In practice COREDO often offers:
- earn‑out: part of the price is tied to future performance (including compliance indicators, retention of licenses, absence of new sanctions/penalties);
- escrow and holdbacks: part of the amount is blocked for a period sufficient to surface potential legacy risks;
- specialized representations & warranties regarding:
- absence of undisclosed regulatory investigations;
- completeness of disclosure of AML/CTF incidents;
- license status and absence of grounds for its revocation;
- indemnities for:
- fines and sanctions for breaches whose roots lie pre-closing;
- regulatory claims related to the historical client portfolio and transactions.
In large deals with PSPs, COREDO teams help structure deferred-payment transactions (earn‑outs), where the seller bears shared responsibility for how the business will withstand subsequent regulatory reviews and banking due diligence.
Comparison of jurisdictions for investors
A separate part of the work is choosing a jurisdiction for acquiring a licensed PSP company: the EU, United Kingdom, Singapore, certain Asian or Middle Eastern centres.
What we usually focus on with clients:
- the strictness and predictability of the regulator;
- requirements regarding capital adequacy and safeguarding;
- banks’ attitude towards PSPs from that jurisdiction;
- scalability opportunities (passporting in the EU, cross-border Licensing in Asia);
- historical cases of enforcement practice.
Sometimes it makes more sense not to chase the “cheapest” license, but to choose a jurisdiction where: it’s easier to convince banks of the model’s resilience; there is a lower risk of a sudden tightening of regulation; there is a higher likelihood of strategically reselling the asset in the future.
How I structure PSP due diligence with a client
To make due diligence of a payment institution in Europe or Asia genuinely useful rather than formal, at COREDO we follow a simple but effective methodology:
- We build a map of the investor’s objectives
- why the PSP is being acquired (geography, products, license, technology, customer base);
- planning horizon (rapid integration or a careful roll‑out).
- We develop the scope of due diligence and a deal risk map
- we determine the depth of review by blocks: legal, regulatory, AML/KYC, financial, tax, IT, operational;
- we identify critical KPIs and red flags.
- We perform a phased analysis
- first a high‑level screening (to weed out clearly problematic targets at an early stage);
- then a detailed deep dive into key areas.

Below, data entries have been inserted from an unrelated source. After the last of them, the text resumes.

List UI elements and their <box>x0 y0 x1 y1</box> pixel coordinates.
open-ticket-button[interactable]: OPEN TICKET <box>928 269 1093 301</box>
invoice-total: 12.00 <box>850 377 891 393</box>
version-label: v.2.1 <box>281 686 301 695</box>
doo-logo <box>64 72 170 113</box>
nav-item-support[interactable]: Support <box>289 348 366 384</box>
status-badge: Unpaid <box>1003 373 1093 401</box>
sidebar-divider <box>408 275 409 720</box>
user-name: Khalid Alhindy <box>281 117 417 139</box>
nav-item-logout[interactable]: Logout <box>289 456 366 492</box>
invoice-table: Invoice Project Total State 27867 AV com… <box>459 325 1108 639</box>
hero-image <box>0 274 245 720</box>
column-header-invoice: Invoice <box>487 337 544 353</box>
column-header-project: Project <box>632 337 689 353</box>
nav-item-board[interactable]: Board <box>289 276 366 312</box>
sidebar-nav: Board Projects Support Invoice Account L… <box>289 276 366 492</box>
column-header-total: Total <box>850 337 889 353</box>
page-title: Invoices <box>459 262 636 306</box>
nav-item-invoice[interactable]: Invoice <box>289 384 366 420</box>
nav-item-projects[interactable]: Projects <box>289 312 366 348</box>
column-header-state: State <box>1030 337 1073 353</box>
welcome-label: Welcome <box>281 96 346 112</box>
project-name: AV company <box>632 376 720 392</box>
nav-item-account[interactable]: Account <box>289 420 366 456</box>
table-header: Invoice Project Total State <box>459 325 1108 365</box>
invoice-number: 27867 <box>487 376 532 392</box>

- We turn the findings into a deal plan
- we adjust the deal structure and the SPA;
- we prepare a remediation roadmap after closing;
- we model scenarios of regulatory inspections and stress scenarios (for example, withdrawal of correspondent accounts by the main bank).
- We support the change of control and interaction with the regulator
- we prepare the document package for approval of the change of control;
- we help establish a dialogue with the regulator to explain the new owner’s strategy;
- we take into account the timing and conditions of approvals in the deal timeline.
What’s important before a deal starts
Buying a PSP is not a quick shortcut, but a strategic decision that changes the risk profile of the entire group. From my experience:
- Due diligence of a fintech company and a PSP is never “too deep” when it comes to AML/KYC and regulation;
- weak compliance at the target almost always costs more than the highest possible price discount;
- a properly conducted due diligence when acquiring a company is not an expense, but a tool for negotiations and managing ROI.
My role as the founder of COREDO, and my team’s role, is to ensure that when you decide to buy a PSP you rely not on the seller’s optimism but on a structured analysis: legal, financial, tax, AML, and operational.
If you are considering the purchase of a licensed payment institution, an EMI, or another fintech asset in the EU, Asia, or the CIS, start not with discussing the price but with a due diligence plan. Price is a derivative of risks, not the other way around.